February 22, 2023: Michael Carter
Mrs. Patrick introduced Mr. Michael Carter, our Open Forum speaker for February 22. Mr. Carter is a former SLED (State Law Enforcement Division) agent and former sheriff of Georgetown County. He came to talk about the time he spent working in law enforcement and specifically about his experience with the 1968 Orangeburg Massacre.

Mr. Carter began by talking about his ties to our school and to Georgetown. “I was born four blocks from here on the kitchen table [of our house],” he said. “There were no hospitals back then.” He graduated from Winyah High School, where he also played football on a field which is now covered up by a building behind TGS.
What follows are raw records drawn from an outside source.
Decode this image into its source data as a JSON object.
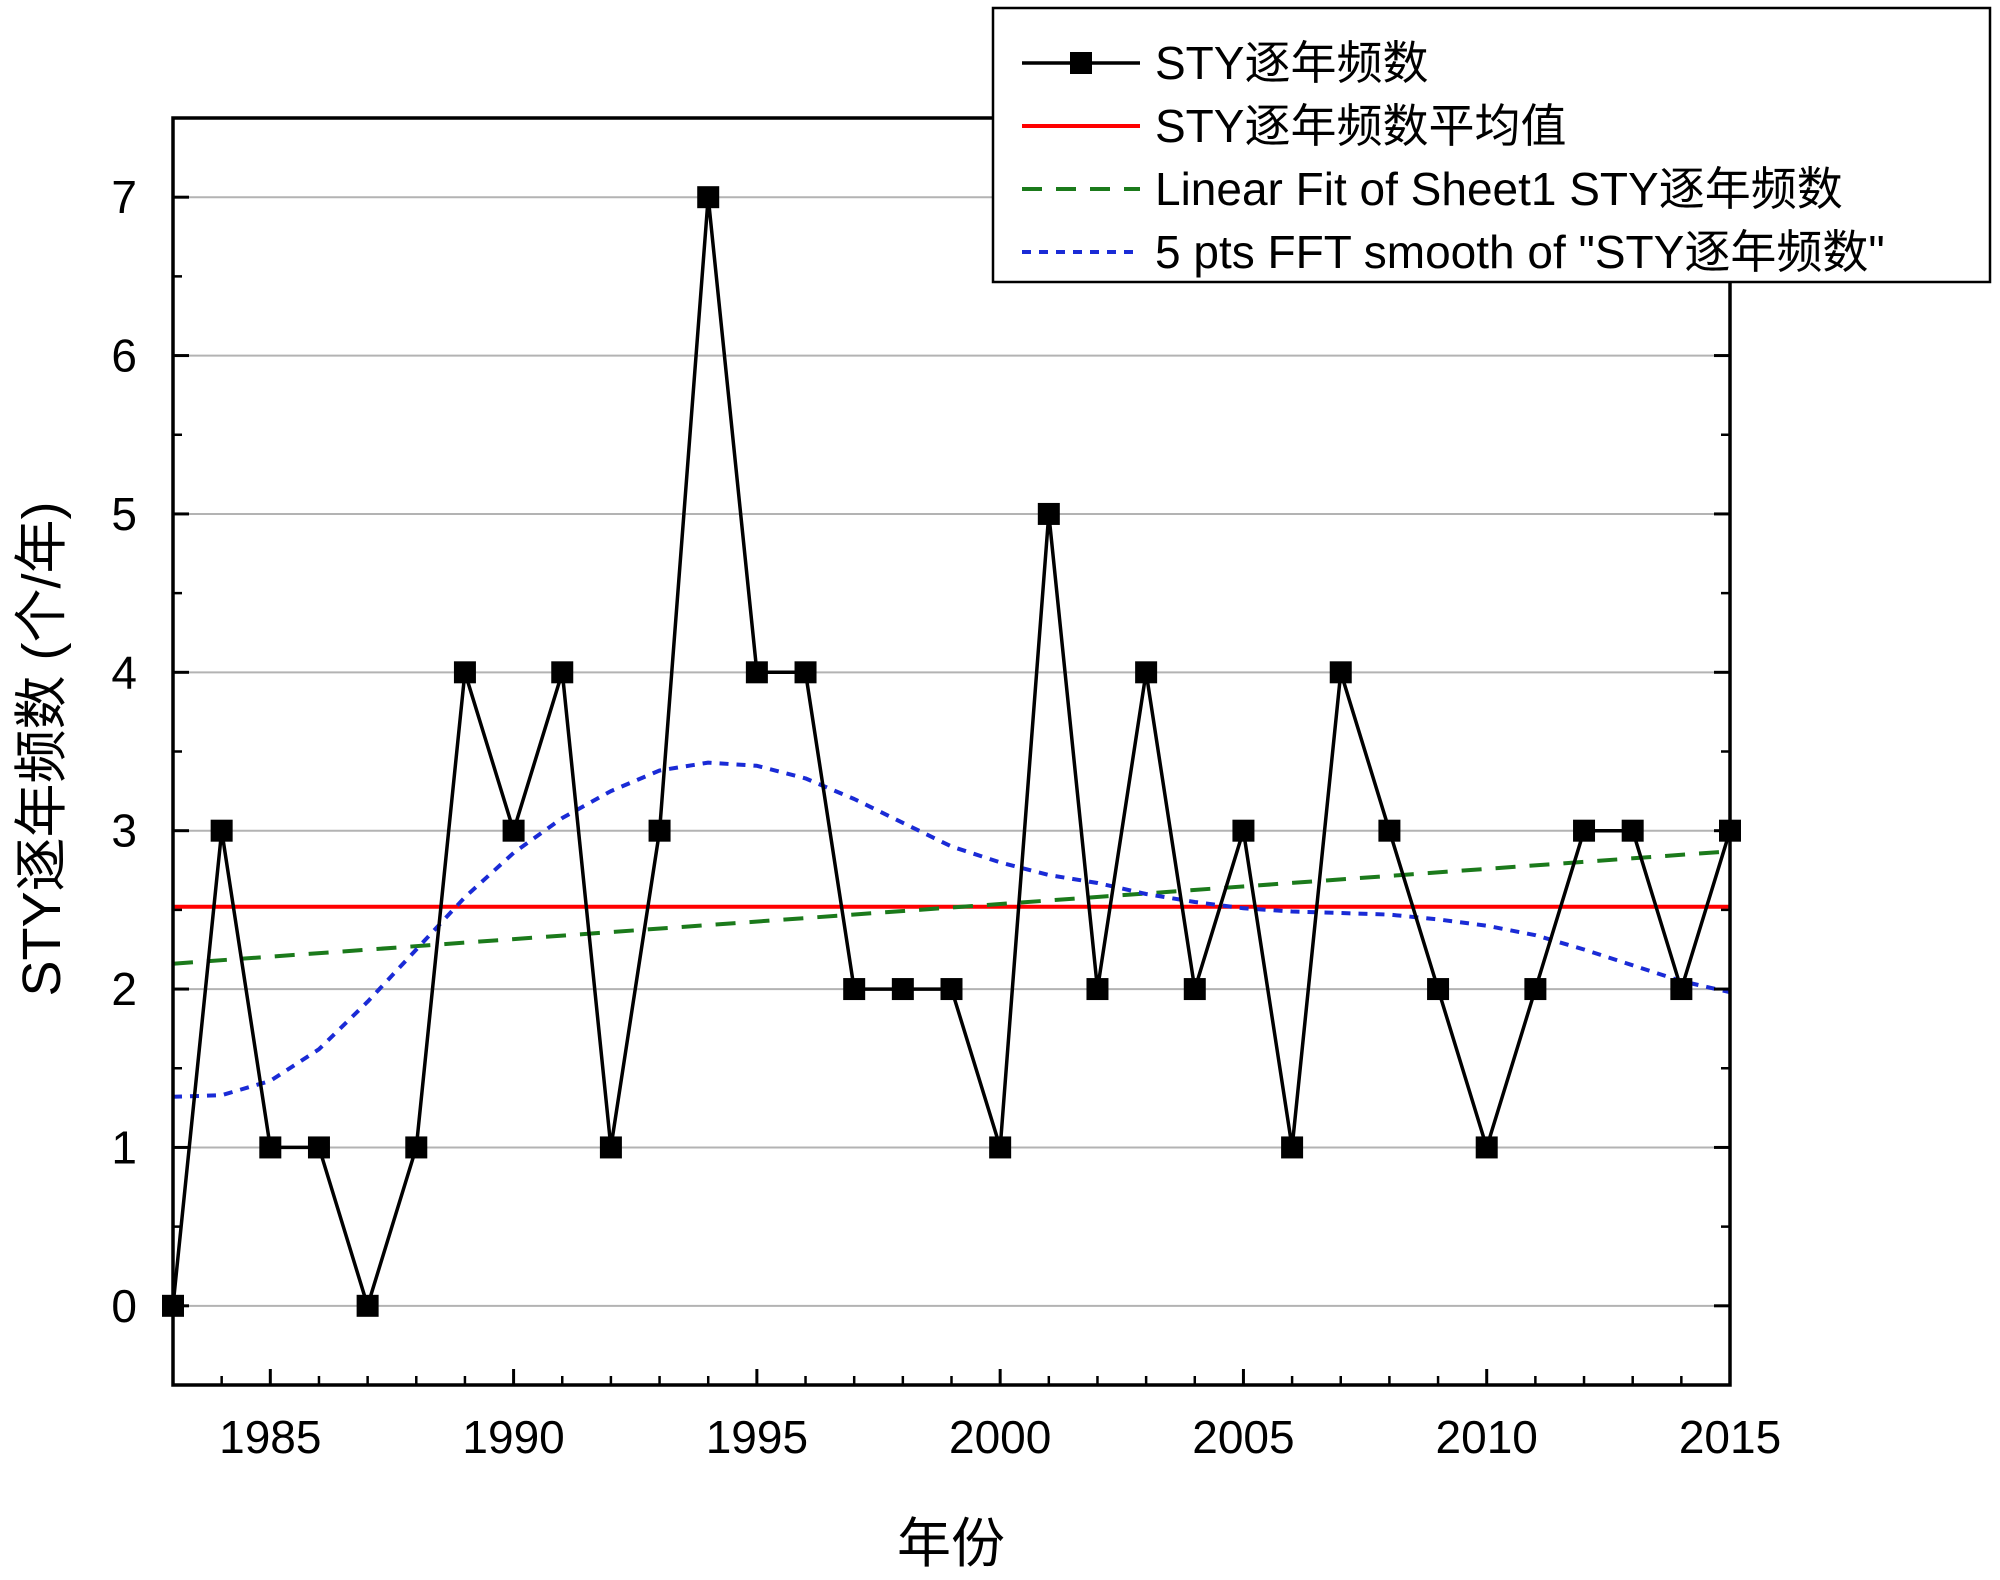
{
  "chart_data": {
    "type": "line",
    "xlabel": "年份",
    "ylabel": "STY逐年频数 (个/年)",
    "xlim": [
      1983,
      2015
    ],
    "ylim": [
      -0.5,
      7.5
    ],
    "x_ticks": [
      1985,
      1990,
      1995,
      2000,
      2005,
      2010,
      2015
    ],
    "y_ticks": [
      0,
      1,
      2,
      3,
      4,
      5,
      6,
      7
    ],
    "grid": "horizontal",
    "legend_position": "top-right",
    "series": [
      {
        "name": "STY逐年频数",
        "style": "line-square-markers",
        "color": "#000000",
        "x": [
          1983,
          1984,
          1985,
          1986,
          1987,
          1988,
          1989,
          1990,
          1991,
          1992,
          1993,
          1994,
          1995,
          1996,
          1997,
          1998,
          1999,
          2000,
          2001,
          2002,
          2003,
          2004,
          2005,
          2006,
          2007,
          2008,
          2009,
          2010,
          2011,
          2012,
          2013,
          2014,
          2015
        ],
        "values": [
          0,
          3,
          1,
          1,
          0,
          1,
          4,
          3,
          4,
          1,
          3,
          7,
          4,
          4,
          2,
          2,
          2,
          1,
          5,
          2,
          4,
          2,
          3,
          1,
          4,
          3,
          2,
          1,
          2,
          3,
          3,
          2,
          3
        ]
      },
      {
        "name": "STY逐年频数平均值",
        "style": "solid",
        "color": "#ff0000",
        "x": [
          1983,
          2015
        ],
        "values": [
          2.52,
          2.52
        ]
      },
      {
        "name": "Linear Fit of Sheet1 STY逐年频数",
        "style": "dashed",
        "color": "#1b7a1b",
        "x": [
          1983,
          2015
        ],
        "values": [
          2.16,
          2.87
        ]
      },
      {
        "name": "5 pts FFT smooth of \"STY逐年频数\"",
        "style": "dotted",
        "color": "#1a2bd6",
        "x": [
          1983,
          1984,
          1985,
          1986,
          1987,
          1988,
          1989,
          1990,
          1991,
          1992,
          1993,
          1994,
          1995,
          1996,
          1997,
          1998,
          1999,
          2000,
          2001,
          2002,
          2003,
          2004,
          2005,
          2006,
          2007,
          2008,
          2009,
          2010,
          2011,
          2012,
          2013,
          2014,
          2015
        ],
        "values": [
          1.32,
          1.33,
          1.42,
          1.62,
          1.92,
          2.25,
          2.58,
          2.86,
          3.08,
          3.25,
          3.38,
          3.43,
          3.41,
          3.33,
          3.2,
          3.05,
          2.9,
          2.8,
          2.72,
          2.67,
          2.6,
          2.55,
          2.51,
          2.49,
          2.48,
          2.47,
          2.44,
          2.4,
          2.34,
          2.25,
          2.15,
          2.05,
          1.98
        ]
      }
    ]
  }
}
As a new SLED agent, Mr. Carter was called to Orangeburg in February of 1968. Some two hundred students from S.C. State College had planned a march from the campus to a nearby shopping center to protest against a “whites only” bowling alley. Mr. Carter explained how he and some other members of his team had to go out and try to stop the conflict of people out in the street protesting. The first march ended without serious incident, but the next day three students were tragically shot after a fire was set on the highway and things got out of hand.
An outside agitator was eventually arrested for inciting the events and sent to jail. After doing his time, he completed graduate studies in the northeast and became a professor. In an interesting twist of fate, this man’s son now works with the arresting officer’s son–at the same law firm! Their association gives Mr. Carter hope for the future of race relations in our country. “I hope we grow in a direction where all men are created equal,” he said. “But we have a long way to go.”